No significant interactions between shift type (day vs. night) and shift duty (on-duty vs. off-duty) were observed for any outcome variables, indicating that night shift nurses were at greater risk for collision, even following days off work.
6. Discussion
Regarding nurse safety, our study findings reveal that night shift participants had significantly greater lane deviation than day shift participants, which is a key indicator of collision risk, demonstrating impaired driving safety. These findings add to the growing body of evidence across industries linking night-shift-related fatigue with accidents and adverse outcomes. In addition, they support national healthcare organization concerns about sleep restriction, fatigue, and waking sleepiness as hazards for healthcare workers’ safety. Of particular note in this study—night shift nurses were at increased risk of collision compared to day shift nurses, even after three consecutive days off.

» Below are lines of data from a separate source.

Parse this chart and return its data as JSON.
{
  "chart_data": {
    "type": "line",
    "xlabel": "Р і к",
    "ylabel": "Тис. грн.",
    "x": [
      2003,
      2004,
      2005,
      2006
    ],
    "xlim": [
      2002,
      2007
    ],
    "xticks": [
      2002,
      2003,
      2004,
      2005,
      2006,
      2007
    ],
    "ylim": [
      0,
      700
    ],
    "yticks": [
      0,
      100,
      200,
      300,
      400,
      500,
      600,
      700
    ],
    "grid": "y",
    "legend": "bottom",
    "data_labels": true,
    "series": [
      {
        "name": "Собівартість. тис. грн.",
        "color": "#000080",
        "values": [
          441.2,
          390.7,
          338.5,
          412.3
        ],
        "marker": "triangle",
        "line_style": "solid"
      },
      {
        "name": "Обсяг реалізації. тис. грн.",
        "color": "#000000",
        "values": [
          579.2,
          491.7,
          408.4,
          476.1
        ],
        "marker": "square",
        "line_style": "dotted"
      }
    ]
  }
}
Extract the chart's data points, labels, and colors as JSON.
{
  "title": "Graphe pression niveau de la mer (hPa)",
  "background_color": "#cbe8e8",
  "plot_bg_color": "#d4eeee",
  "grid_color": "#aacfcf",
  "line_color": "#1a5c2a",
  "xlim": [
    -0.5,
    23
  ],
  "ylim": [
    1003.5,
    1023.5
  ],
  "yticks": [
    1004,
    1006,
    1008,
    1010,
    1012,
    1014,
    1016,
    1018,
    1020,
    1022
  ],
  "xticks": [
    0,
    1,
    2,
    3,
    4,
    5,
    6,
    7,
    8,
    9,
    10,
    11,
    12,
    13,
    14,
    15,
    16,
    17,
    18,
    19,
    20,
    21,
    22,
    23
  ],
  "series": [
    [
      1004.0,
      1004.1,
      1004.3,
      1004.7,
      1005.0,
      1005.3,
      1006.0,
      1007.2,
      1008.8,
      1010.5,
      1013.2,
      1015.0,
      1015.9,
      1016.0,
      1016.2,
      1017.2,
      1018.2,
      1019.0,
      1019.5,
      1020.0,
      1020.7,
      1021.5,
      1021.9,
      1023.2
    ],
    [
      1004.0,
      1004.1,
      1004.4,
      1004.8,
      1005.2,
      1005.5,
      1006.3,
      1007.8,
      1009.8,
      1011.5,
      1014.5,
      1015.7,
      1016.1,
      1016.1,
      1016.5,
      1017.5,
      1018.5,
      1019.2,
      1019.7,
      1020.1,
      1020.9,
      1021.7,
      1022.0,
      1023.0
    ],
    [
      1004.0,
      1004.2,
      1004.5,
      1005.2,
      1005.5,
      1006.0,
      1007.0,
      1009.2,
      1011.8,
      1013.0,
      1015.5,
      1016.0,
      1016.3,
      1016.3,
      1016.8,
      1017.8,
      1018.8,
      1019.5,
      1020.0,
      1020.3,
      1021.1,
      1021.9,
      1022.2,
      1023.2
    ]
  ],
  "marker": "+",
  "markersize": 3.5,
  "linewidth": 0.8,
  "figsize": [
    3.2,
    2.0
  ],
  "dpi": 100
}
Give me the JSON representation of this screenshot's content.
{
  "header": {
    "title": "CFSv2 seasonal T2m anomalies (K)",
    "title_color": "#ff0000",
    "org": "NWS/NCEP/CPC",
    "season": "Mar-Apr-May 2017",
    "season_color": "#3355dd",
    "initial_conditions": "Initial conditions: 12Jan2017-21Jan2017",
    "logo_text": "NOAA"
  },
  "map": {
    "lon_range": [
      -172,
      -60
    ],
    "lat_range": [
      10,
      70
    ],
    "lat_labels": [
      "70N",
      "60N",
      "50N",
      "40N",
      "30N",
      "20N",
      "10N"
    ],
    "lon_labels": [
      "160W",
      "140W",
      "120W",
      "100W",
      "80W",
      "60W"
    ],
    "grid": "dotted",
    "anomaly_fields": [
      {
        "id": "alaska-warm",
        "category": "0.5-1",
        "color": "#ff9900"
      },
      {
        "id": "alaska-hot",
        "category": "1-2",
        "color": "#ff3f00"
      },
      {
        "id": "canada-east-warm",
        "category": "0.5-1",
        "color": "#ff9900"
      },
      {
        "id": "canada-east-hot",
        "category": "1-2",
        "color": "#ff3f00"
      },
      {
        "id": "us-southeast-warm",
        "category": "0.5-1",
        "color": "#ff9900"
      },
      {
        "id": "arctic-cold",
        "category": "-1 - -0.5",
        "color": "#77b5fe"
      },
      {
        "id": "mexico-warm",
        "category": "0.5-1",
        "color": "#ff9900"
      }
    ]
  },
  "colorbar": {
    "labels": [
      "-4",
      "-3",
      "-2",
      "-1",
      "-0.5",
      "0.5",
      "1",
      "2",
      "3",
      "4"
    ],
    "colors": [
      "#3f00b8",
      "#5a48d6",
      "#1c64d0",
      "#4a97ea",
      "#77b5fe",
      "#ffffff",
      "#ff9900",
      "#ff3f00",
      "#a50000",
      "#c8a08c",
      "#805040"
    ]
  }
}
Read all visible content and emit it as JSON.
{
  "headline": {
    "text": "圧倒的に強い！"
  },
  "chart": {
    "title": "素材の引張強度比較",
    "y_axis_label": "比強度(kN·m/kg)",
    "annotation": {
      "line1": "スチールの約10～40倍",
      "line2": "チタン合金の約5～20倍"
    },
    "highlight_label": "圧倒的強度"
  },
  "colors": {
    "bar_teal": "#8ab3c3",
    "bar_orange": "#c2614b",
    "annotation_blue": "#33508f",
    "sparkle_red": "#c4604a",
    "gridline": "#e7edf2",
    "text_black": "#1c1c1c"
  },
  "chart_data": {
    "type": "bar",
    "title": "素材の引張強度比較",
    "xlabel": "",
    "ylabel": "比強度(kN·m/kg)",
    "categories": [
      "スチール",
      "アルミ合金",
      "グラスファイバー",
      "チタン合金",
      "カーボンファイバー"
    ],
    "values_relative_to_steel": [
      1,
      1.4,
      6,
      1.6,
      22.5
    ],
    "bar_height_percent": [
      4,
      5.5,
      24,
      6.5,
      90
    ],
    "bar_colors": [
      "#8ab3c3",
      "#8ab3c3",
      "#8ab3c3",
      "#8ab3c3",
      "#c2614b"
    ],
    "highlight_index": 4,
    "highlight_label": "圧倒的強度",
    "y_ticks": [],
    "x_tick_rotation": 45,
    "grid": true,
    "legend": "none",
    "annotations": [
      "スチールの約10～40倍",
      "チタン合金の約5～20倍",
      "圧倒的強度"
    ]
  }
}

Our findings are in alignment with previous research on the impact of night shifts, specifically on nurse safety. For example, Smart and Wilson found that night shift nurses report more drowsiness driving home after shifts than day shift nurses, which aligns with our finding of increased lane deviation and risk of collision [
22]. Similarly, Ftouni and colleagues found that night shift nurses reported increased drowsy driving and adverse driving events compared to day shift nurses, especially when they were sleep deprived (in this case defined as being awake for 16 h or more) [
15].
In the hospital setting, 12 h shifts are popular due to ease of scheduling, as well as some nurses’ preferences for consolidated time off-duty, and beliefs about continuity of patient care. Given, however, the established risks associated with 12 h night shifts, interventions must be considered to promote patient and healthcare worker safety alike. These could include education about sleep hygiene (optimizing sleep environment to maximize sleep opportunity), training on fatigue countermeasures (e.g., light therapy, caffeine, exercise, nutrition), and sleep or fatigue monitoring. Additionally, policies at the hospital level could help decrease safety risks for nurses and patients alike, such as introducing on-duty napping, providing rideshare opportunities, or matching nurses chronotype (how much of a morning or an evening person they are) to shifts in order to decrease work/sleep dyssynchronization.
Several study limitations need to be addressed that may influence the generalizability of results. Although simulation is a valuable tool for use as a proxy for real world skills, it is still an artificial environment, without some of the inherent risks and stresses of real-world performance. That said, in situations where real measures are unsafe (for example driving) we argue that simulation provides the most realistic and valid alternate measure. We also argue that simulation allows for a much more precise estimate of risks compared to self-reported measures such as driving logs. Another limitation is the possibility of selection bias on the part of the nurses who chose to volunteer.
7. Conclusions
Our study findings are directly relevant to current occupational and environmental health nursing practice in that they provide objective quantifiable evidence of the safety risks to nurses driving home following 12 h night shifts. This information adds to the body of evidence justifying the need for policies and practices designed to reduce the risks of fatigue and promote nurse safety. Given that 12 h shifts are unlikely to disappear, the probable solution is to reduce on-the-job fatigue, promote nurses’ sleep health, and consider workplace policies such as on-duty napping which could significantly alleviate safety risks. Additional policies and practices that could reasonably be applied to nurses include putting a barrier in place to remove one of the critical safety risks associated with 12 h shifts: post-shift driving safety. Hospitals should consider providing lifts home to nurses, especially those most at risk for collision, which our findings indicate are night shift nurses.